Um deputado pró-Gove disse que Boris tinha conseguido o apoio de apenas 30 deputados, e 70 outros foram conquistados por Gove. A lista impressionava, indo da ala mais liberal e pró-Europa do partido até os tradicionais direitistas eurocéticos. Eles sabiam que Theresa May tinha uma liderança nas associações eleitorais, apesar da suposta popularidade de Boris. E Gove, o queridinho de muitos membros, era visto como a chave para fornecer os números de que Boris precisava. Falava-se muito em uma chapa “Bo-Go”, mas amigos do ex-secretário da educação começaram a perceber que na verdade ela se parecia cada vez mais com “Go-Bo”.

Johnson já estava sendo atacado pelos outros pré-candidatos. Em seu lançamento, Theresa May ridicularizou o acordo de canhões de água com a polícia alemã. Antes, ela havia dito: “Alguns precisam ser informados de que o que o governo faz não é um jogo, é um negócio sério que tem consequências reais para a vida das pessoas”. Boris estava se tornando uma piada, ferido por sua própria incoerência e deslealdade para com Cameron.

O ministro candidato à liderança Stephen Crabb, outra peça importante nas eleições gerais de 2010 e 2015, deu uma alfinetada parecida. Ele disse em seu lançamento na quarta-feira: “Nos campos molhados de rúgbi de West Wales eu aprendi que não é uma questão de apenas esperar a bola pular para fora do scrum. Se você quer, faz o que é necessário”. Naquela manhã, Boris não conseguiu nem segurar a bola, deixando-a escapar por entre seus dedos, tropeçando em sua incompetência e empurrado por trás por um de seus companheiros de equipe.
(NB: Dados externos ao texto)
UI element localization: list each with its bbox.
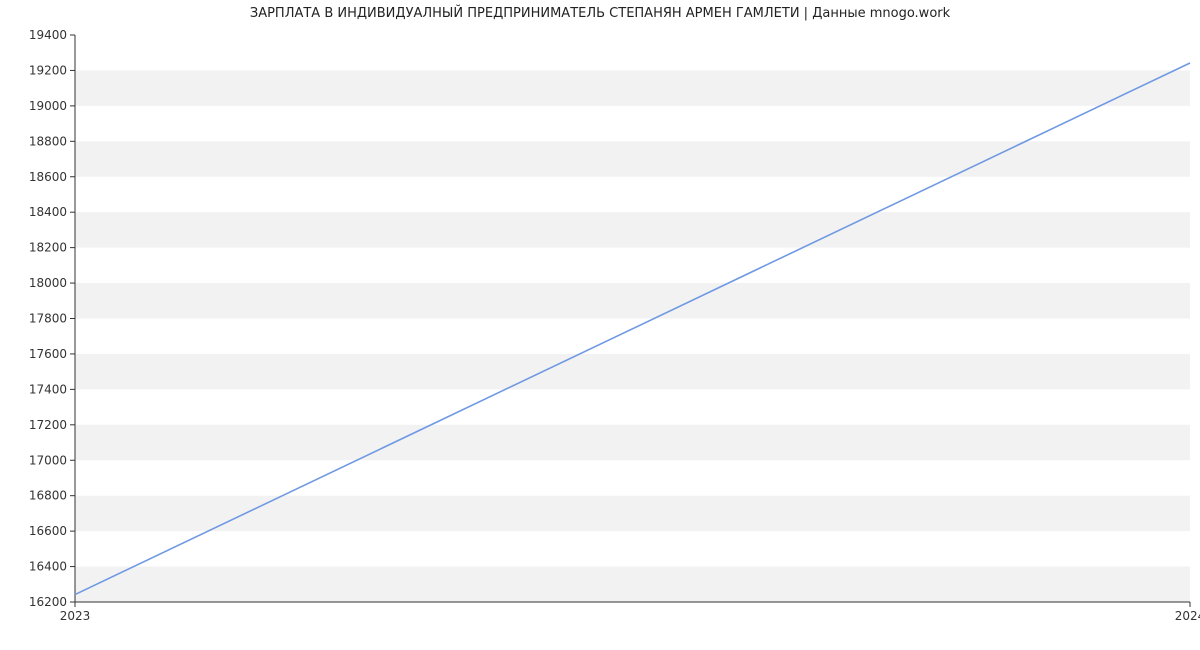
y-tick-label: 17600 [29, 347, 67, 361]
y-tick-label: 18800 [29, 134, 67, 148]
y-tick-label: 19400 [29, 28, 67, 42]
x-tick-label: 2024 [1175, 609, 1200, 623]
y-tick-label: 16200 [29, 595, 67, 609]
chart-container: ЗАРПЛАТА В ИНДИВИДУАЛНЫЙ ПРЕДПРИНИМАТЕЛЬ… [0, 0, 1200, 650]
y-tick-label: 16600 [29, 524, 67, 538]
y-tick-label: 18600 [29, 170, 67, 184]
y-tick-label: 17400 [29, 382, 67, 396]
y-tick-label: 19200 [29, 63, 67, 77]
y-tick-label: 18400 [29, 205, 67, 219]
x-tick-label: 2023 [60, 609, 91, 623]
y-tick-label: 19000 [29, 99, 67, 113]
y-tick-label: 16400 [29, 560, 67, 574]
line-chart: 16200 16400 16600 16800 17000 17200 17400 17600… [0, 0, 1200, 650]
y-tick-label: 17800 [29, 312, 67, 326]
y-tick-label: 18000 [29, 276, 67, 290]
y-tick-label: 16800 [29, 489, 67, 503]
y-tick-label: 18200 [29, 241, 67, 255]
y-tick-label: 17200 [29, 418, 67, 432]
y-tick-label: 17000 [29, 453, 67, 467]
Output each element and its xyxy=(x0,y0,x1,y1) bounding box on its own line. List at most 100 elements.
Uma fonte de Downing Street me disse que o anúncio da renúncia de Cameron era “duplamente trágico” e que ele não mudaria de ideia. “Boris f***u tudo. Ele nunca apoiou a Brexit por princípio, ele só o fez para conseguir a liderança e agora não tem os colhões para ficar e lutar contra Gove.” Especula-se que, se Boris apoiar May, ele pode ser indicado para algum ministério de segunda linha, mas o consenso é que sua carreira política acabou.

Logo após o anúncio chocante, um dos amigos políticos mais próximos de Johnson me disse que Gove “colocou uma bomba embaixo das nossas cadeiras”. Mas outros acham que ele mesmo acendeu o pavio, meses atrás. Quem quer que seja o culpado, Boris finalmente implodiu, e de forma espetacular.

Este artigo foi originalmente publicado pelo HuffPost UK e traduzido do inglês.